Aunque el JSON no vincula las paradas a un nombre concreto, el dato es contundente: el portero de Celtic realizó 8 paradas, frente a las 4 del guardameta de Lask Linz. Esa asimetría explica por qué un partido con 8 tiros a puerta del equipo visitante termina en 3-0.
Defensivamente, Celtic combinó una presión alta coordinada –con los tres de arriba saltando sobre la salida de tres– con un bloque medio cuando el resultado ya era favorable. El bajo número de faltas cometidas (6, por 9 de Lask Linz) sugiere un control más posicional que basado en interrupciones constantes.
La disciplina también refleja el tipo de partido que se vio: ninguna tarjeta para Celtic, solo una amarilla para Lask Linz (K. P. Molgaard Jorgensen por “Roughing” en el 82').

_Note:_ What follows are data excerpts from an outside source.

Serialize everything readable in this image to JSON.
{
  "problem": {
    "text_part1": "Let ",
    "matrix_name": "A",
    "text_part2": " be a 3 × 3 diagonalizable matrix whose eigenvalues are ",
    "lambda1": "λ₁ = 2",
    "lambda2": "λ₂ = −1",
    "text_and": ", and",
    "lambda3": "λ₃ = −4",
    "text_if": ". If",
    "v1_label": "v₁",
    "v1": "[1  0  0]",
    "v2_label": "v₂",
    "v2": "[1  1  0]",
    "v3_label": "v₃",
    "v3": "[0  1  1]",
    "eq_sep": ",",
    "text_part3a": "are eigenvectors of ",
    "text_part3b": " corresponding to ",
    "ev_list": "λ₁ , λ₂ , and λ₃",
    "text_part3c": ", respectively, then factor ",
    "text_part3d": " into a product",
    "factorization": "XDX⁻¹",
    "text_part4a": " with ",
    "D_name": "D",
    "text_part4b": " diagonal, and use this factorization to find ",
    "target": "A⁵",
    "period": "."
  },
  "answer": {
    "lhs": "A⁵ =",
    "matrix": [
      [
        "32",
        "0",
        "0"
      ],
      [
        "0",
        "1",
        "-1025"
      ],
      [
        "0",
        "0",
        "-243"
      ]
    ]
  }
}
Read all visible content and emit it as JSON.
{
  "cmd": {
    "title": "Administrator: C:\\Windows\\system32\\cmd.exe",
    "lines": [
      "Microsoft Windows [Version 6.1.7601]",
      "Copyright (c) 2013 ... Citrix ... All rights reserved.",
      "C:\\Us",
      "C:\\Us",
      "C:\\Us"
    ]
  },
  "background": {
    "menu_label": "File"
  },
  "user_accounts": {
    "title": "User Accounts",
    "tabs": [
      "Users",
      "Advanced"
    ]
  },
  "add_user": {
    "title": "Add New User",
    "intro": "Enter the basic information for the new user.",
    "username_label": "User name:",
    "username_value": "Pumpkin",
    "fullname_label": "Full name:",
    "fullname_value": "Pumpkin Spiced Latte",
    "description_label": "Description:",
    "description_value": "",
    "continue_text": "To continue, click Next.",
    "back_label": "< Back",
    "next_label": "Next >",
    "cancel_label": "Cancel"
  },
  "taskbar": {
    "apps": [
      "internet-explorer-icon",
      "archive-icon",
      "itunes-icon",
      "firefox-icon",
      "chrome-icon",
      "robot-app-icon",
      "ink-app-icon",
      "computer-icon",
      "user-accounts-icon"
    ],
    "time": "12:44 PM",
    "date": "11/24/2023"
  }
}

Es decir, un encuentro intenso pero no descontrolado, donde el equipo local no necesitó recurrir a faltas tácticas reiteradas para frenar las transiciones rivales; su estructura y la lectura de tiempos de los mediocentros fueron suficientes para equilibrar.
Sustituciones
Las sustituciones de Celtic a partir del 65' muestran un ajuste más de gestión que de emergencia táctica. La entrada de R. Hatate por M. Baur reforzó la circulación y permitió mantener el nivel técnico en el medio con el marcador ya encarrilado. Más tarde, los cambios de L. Scales por K. Tierney y de S. Tounekti por Yang Hyun-Jun, junto al relevo de A. Ralston por C. Donovan y H. Hassan por C. Duran, evidencian una rotación pensada para sostener la intensidad sin alterar el dibujo base. El 4-3-3 se mantuvo reconocible hasta el final.
Estadísticas Finales
En el plano estadístico global, Celtic convirtió su superioridad estructural en control territorial: más posesión, más córners (7 a 3) y un volumen de 17 tiros (8 dentro del área, 9 desde fuera). Lask Linz, pese a generar incluso más remates totales, vivió más a impulsos que desde un dominio sostenido. La diferencia en saques de esquina y en la distribución de pases (658 vs 358) subraya qué equipo marcó el guion del encuentro.
En resumen, fue un partido donde el modelo de juego de Celtic –posesión, amplitud con laterales, interiores profundos y un ‘9’ agresivo– se impuso claramente a un 3-5-2 que solo encontró oxígeno en transiciones aisladas. La estructura de O'Neill no solo generó ocasiones suficientes para un 3-0, sino que, apoyada en la seguridad de su portero y en una defensa que aceptó riesgos calculados, consiguió neutralizar el volumen ofensivo de Lask Linz sin conceder goles.